The South Florida Water Management District and other agencies have so far removed 65 miles of canals and roads and put in pumps to help channel  water through the strand. The Picayune Strand is located next to the Big Cypress National Preserve and is located in it’s water basin. I drove through part of the Picayune Strand in the rainy month of July and took some pictures of the forest and trail areas which is open to the public for hiking, horseback riding and camping when weather permits.

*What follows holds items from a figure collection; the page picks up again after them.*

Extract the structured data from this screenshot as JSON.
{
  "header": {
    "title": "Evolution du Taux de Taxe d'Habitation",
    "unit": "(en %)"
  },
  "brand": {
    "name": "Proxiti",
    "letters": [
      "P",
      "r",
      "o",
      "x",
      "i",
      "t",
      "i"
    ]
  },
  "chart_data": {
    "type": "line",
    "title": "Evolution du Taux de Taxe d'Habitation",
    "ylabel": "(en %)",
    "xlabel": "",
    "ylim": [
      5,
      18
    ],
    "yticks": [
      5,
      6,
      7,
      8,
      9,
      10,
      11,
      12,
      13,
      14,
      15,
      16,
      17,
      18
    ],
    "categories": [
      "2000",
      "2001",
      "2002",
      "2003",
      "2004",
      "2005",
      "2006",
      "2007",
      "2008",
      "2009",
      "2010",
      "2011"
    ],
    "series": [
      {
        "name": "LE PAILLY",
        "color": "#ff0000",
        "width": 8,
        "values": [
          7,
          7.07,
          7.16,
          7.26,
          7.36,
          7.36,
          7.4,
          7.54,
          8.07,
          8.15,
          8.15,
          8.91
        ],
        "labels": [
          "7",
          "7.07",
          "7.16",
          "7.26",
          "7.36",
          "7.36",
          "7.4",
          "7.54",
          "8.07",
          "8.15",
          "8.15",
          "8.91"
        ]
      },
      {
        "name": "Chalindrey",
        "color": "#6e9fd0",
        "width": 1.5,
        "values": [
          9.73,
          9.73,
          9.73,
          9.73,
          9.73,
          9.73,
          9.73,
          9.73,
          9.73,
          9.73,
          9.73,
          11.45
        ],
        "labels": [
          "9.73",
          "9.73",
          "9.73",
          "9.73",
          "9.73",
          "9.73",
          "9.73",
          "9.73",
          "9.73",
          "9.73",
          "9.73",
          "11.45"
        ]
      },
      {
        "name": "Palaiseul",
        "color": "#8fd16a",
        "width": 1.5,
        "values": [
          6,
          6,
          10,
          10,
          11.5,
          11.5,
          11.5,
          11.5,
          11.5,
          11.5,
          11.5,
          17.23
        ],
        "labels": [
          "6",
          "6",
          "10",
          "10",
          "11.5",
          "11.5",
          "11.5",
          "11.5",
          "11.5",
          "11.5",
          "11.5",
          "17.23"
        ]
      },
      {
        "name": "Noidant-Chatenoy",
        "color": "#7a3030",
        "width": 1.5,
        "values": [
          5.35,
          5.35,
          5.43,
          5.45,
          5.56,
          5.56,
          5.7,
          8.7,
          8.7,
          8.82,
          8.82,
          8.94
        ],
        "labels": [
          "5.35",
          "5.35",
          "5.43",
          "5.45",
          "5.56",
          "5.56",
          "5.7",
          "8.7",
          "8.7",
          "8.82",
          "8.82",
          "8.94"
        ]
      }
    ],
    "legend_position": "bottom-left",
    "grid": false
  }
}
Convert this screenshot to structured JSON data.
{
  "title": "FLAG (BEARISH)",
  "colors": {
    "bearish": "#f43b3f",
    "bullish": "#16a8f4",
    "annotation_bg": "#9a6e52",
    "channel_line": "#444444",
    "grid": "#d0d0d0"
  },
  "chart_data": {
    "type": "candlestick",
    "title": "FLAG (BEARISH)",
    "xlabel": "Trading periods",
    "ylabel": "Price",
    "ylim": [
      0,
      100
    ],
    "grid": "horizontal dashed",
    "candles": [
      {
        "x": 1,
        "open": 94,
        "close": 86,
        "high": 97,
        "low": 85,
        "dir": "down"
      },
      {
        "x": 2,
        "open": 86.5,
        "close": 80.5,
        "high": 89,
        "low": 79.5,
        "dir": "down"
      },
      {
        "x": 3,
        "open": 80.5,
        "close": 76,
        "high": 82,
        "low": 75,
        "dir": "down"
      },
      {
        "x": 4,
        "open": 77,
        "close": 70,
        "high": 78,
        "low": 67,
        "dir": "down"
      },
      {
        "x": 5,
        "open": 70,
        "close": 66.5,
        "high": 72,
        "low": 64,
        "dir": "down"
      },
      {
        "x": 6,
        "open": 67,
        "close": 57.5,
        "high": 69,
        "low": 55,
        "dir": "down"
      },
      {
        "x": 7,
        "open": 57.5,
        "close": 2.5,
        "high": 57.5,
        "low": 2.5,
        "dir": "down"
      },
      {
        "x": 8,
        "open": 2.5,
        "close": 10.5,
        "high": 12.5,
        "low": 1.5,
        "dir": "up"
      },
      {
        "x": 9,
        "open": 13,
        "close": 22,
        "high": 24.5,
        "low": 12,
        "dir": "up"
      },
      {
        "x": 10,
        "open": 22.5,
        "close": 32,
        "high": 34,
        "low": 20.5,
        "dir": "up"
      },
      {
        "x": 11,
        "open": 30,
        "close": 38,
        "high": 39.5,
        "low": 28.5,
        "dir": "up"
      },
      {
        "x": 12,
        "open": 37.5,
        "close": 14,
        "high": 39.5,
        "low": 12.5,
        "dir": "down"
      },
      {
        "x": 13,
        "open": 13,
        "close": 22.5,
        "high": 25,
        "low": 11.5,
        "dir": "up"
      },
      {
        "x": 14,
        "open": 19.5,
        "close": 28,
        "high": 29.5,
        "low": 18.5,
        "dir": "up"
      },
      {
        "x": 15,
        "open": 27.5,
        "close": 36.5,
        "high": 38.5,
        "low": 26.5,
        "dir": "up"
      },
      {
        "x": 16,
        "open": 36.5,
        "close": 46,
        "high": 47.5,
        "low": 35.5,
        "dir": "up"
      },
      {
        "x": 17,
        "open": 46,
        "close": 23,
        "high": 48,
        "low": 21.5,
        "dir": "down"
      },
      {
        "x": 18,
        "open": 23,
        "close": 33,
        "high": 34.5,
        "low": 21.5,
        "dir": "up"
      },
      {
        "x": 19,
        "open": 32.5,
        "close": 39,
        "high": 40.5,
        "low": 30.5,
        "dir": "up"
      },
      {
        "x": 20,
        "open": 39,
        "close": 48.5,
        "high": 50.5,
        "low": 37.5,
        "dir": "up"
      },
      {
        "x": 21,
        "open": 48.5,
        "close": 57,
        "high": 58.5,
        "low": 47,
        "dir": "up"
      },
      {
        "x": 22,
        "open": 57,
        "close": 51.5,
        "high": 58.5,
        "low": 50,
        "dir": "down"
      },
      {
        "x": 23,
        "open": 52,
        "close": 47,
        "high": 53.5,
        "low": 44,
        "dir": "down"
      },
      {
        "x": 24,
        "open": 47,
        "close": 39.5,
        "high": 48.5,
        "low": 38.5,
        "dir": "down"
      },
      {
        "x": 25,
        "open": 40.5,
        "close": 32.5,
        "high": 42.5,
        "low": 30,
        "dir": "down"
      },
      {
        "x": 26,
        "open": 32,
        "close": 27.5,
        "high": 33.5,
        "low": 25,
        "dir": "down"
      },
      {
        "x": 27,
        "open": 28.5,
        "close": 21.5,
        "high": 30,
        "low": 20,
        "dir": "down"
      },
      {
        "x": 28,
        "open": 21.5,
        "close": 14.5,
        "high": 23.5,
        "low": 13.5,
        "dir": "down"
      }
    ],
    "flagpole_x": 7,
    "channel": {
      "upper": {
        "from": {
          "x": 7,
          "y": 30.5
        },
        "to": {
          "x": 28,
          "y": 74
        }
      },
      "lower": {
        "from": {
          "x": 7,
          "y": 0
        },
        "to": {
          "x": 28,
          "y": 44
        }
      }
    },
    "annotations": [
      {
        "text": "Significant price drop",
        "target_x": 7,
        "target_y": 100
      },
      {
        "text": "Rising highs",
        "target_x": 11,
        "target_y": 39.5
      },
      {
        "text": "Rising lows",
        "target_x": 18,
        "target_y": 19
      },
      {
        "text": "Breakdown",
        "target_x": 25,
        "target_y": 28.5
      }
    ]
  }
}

The Florida Forest Service which manages the park along with other agencies has a good website describing the history of the state park.

Picayune Strand is located in Collier County about 2 miles east of Naples, north of U.S. 41 and south of I-75. The area is part of the Florida’s’ wetland restoration efforts included in the Comprehensive Everglades Restoration Plan.








Six Mile Cypress Slough Preserve

Boardwalk at Six Mile Cypress Slough Preserve

Boardwalk at Six Mile Cypress Slough Preserve

Gator Lake at Six Mile Cypress Slough

Gator Lake at Six Mile Cypress Slough

click on pictures for larger images

The Six Mile Cypress Slough Preserve  in Ft. Myers  is located off Six Mile Cypress Pkwy about 2 miles north of Daniels Pkwy. The slough is a wetland composed of swamps, ponds, hardwood forests and a large lake. The Slough  was created by a joint effort between the Lee County Govt., South Florida Water Management District,  and other groups to create a natural park in heavily developed South Ft. Myers. The preserve has a 2-3 mile wooden boardwalk with a canopy of trees that winds through the swampland. It’s a great place to take a nature walk, see some wildlife and take a look at old Florida with it’s swamps, and shallow water wetlands.  The slough is part of the Florida Birding Trail that lists the best places in Florida to view birds. The slough contains White Egrets, Blue Herons, Anhingas, Turtles and other wildlife. The preserve is also filled with many native trees such as Bald Cypress, Pop Ash, Oak and Maples trees. The slough is very visitor friendly with paved parking, indoor bathrooms and a deck in the back of the visitor center with shaded seating.  There is an indoor interpretive center showing murals and pictures of wildlife and trees in a natural swampland. During season they are also tour guides to explain the various types of trees, shrubs, birds, and other features of the park. Bring a few dollars for parking.